2. We could take inspiration from how xargs works, i.e. splitting the long list of arguments into multiple batches so each batch is below the maximum limit. We cannot reliably do this with the exclusion list, but we can with an inclusion list - so we would use the absolute specification, positively listing each test to run.

   This approach has a number of downsides compared to approach 1 - the cpp_builder would have to keep track of the entire set of test names, find out the command line length limit (or use xargs to take care of that, although that introduces a dependency) and the number of tests that we can run at once (i.e. in one batch) would be limited by how many we can list in the command line, so the test executable would have to be run multiple times just to execute a single snapshot of the test set.

Approach 1 seems much better and it should be pretty easy to implement, probably just a few lines of code.

But I don't see it as a high priority right now because it's not currently causing a problem. My view of our testing system is that it must be only as good as it proves necessary, and no better, because it's an internal tool, not meant be used by end users. We don't need to support C++ compilers / Boost versions that we don't run, or situations that have never happened or cannot happen with the current state of the project.

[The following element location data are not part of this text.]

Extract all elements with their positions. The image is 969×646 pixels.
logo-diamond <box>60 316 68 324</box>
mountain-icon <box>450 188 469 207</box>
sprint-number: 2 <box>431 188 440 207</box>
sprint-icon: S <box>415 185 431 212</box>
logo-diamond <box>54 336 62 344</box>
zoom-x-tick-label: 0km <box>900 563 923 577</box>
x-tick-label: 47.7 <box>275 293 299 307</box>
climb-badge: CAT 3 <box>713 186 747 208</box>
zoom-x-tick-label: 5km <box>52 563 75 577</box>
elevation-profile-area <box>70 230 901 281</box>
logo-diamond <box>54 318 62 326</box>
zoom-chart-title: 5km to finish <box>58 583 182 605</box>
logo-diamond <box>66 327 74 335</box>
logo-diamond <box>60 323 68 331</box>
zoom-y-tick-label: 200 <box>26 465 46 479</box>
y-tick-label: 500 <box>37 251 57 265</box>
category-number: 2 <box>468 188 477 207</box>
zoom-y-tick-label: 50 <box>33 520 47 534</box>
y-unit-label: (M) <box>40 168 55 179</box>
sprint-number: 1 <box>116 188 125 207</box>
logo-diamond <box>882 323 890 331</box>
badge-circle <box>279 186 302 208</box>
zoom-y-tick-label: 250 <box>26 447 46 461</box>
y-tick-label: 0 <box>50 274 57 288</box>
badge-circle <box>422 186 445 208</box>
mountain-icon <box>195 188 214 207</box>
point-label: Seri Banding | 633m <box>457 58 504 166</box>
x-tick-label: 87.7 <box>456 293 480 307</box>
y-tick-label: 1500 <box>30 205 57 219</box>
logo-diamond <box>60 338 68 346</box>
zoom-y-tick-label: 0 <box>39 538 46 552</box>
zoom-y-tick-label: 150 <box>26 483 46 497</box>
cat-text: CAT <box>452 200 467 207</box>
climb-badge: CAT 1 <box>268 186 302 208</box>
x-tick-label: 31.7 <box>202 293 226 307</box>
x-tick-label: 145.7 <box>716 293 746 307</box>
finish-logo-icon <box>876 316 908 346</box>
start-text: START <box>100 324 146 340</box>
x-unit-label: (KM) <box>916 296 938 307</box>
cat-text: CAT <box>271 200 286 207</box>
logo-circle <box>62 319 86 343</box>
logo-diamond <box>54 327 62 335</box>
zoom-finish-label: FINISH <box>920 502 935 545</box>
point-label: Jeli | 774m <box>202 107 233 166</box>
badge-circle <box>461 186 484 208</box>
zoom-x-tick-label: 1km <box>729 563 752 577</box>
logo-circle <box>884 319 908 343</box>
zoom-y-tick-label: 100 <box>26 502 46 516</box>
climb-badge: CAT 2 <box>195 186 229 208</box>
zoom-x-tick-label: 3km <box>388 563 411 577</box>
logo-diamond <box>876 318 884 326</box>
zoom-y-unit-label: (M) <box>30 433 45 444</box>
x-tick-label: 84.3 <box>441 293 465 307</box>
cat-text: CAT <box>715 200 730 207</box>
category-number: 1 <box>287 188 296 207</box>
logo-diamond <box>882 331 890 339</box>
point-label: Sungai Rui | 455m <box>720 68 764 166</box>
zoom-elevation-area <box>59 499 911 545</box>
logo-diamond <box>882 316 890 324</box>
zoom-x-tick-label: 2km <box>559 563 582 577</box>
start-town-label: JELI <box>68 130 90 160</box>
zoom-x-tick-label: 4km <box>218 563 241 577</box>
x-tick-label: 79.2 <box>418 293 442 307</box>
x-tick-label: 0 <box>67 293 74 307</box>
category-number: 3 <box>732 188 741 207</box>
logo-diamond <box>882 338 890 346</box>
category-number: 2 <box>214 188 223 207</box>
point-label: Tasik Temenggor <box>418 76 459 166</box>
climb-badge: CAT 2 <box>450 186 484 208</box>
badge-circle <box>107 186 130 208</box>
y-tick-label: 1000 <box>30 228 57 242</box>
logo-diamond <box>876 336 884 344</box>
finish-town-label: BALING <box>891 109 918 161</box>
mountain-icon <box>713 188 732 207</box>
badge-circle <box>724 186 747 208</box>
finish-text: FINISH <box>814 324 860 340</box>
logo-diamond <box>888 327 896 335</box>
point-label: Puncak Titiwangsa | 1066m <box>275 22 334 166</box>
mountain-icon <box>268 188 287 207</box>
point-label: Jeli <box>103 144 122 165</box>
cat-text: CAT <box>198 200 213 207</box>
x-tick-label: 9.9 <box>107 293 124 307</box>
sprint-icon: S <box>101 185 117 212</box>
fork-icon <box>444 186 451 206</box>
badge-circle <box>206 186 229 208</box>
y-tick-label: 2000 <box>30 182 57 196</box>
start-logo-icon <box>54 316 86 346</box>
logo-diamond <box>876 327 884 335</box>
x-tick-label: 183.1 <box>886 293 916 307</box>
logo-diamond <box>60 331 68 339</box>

You know that I'm a perfectionist and I'd rather see everything working in the general case, but when it comes to the testing system, even I realize that solving all potential problems "in advance" doesn't make any difference (it's better to focus our efforts to pretty much any other KS component), only solving real problems does.

[GreyCat]

Again, one more argument towards re-doing the builds excluding offending file after run: we won't need to maintain such complex magic around valgrind runs.

[generalmimon]

We don't need to do that now either - as far as the contents of ci.json is concerned at the moment, only the log from the last Valgrind run (excluding any aborted tests) is copied to valgrind.xml and used by aggregate/convert_to_json. This is explained at the bottom of valgrind-cpp_stl (valgrind-cpp_stl:45-47):

# Currently, aggregate/convert_to_json only processes "valgrind.xml", so we
# make a copy with that name of the last (successful) attempt's log
cp -v "$CPP_TEST_OUT_DIR/valgrind-${run_attempt}.xml" "$CPP_TEST_OUT_DIR/valgrind.xml"

However, we'll likely eventually want to aggregate all valgrind-*.xml logs that this new version of valgrind-cpp_stl produces, because these Valgrind logs from running aborted tests contain all the details of the memory error causing the abort, as I mentioned above in #105 (comment).

So although the generated valgrind-*.xml logs are not used at the moment, they can be already helpful when manually inspecting the CI artifacts, and it doesn't hurt to have them available.